Hi Folks -- I'm wondering where the results of the...
# kolidee
Erich Stoekl
03/27/2020, 10:09 PMHi Folks -- I'm wondering where the results of the ad-hoc queries from fleet end up.
For example, I have fleet machines A and B in a cluster, and 100 osquery agents are connected to this cluster. Osquery agents are configured to use the load balancer endpoint which the fleet machines sit behind. I'll assume 50% of the agents will be connected to A, and 50% connected to B. Do both fleet boxes A and B have the same logs of data from the queries run against the osquery agents? Or would each machine have a different set of logs?
👀 1
🍿 1
j
Just A Larry
03/27/2020, 10:18 PMCertainly not a definitive answer as I'm just a novice, but unless you configured fleet to forward logs to AWS, Pub/Sub, etc I would expect them to reside on the filesystem in the /tmp directory. Most likely appended to the file /tmp/osquery_result. I would also only expect to see the results from clients that connected to that cluster node ...but I could be completely mistaken about all of this.
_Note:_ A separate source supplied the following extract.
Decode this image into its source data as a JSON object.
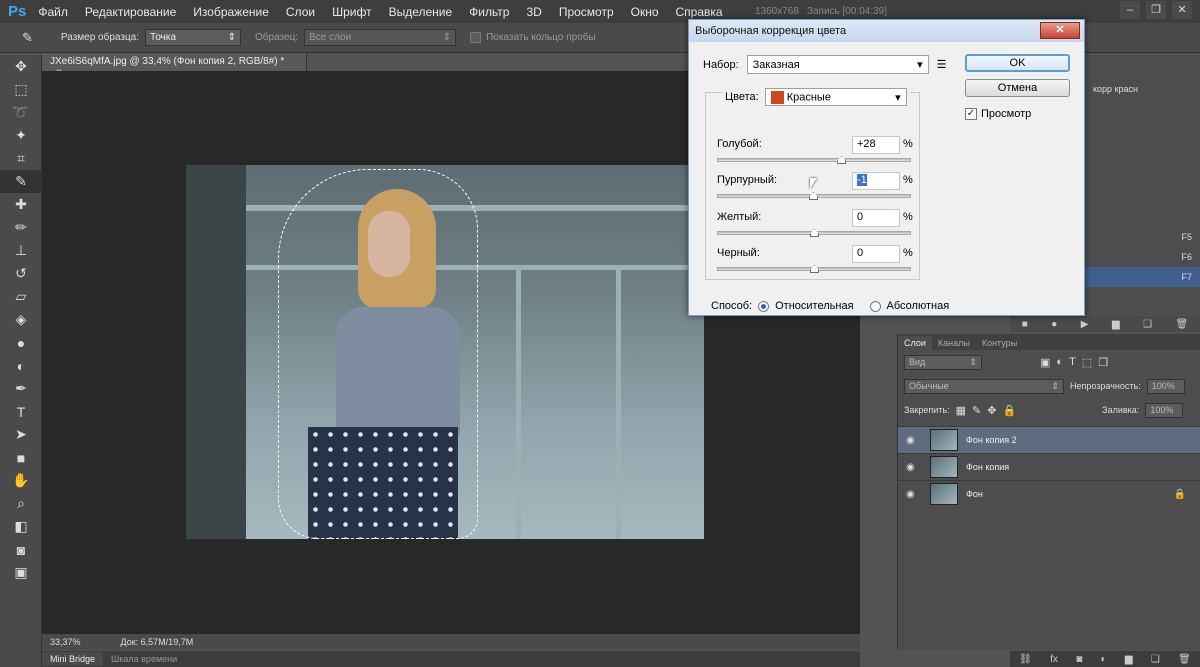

Looking forward to seeing others responses.
👍 1
e
Erich Stoekl
03/27/2020, 10:45 PMThank you... this is what I assume as well. Maybe @zwass can weigh in? 🙂
z
zwass
03/27/2020, 10:59 PM
ad-hoc ("live") queries vs. scheduled queries are handled totally differently. Take a look at https://github.com/kolide/fleet/blob/master/docs/infrastructure/faq.md#where-are-my-query-results.
zwass
03/27/2020, 11:01 PM
For the live query client (fleetctl or UI) it is transparent that there are multiple Fleet servers. All the results are pushed through Redis so that the client sees every result.
zwass
03/27/2020, 11:02 PM
For scheduled queries, the logs go to the output plugin on the server that receives them. This means (if you are using the filesystem logger) that each server's filesystem holds a subset of the logs.
zwass
03/27/2020, 11:02 PM
Does this answer the question?
e
Erich Stoekl
03/27/2020, 11:06 PMMakes sense... thanks!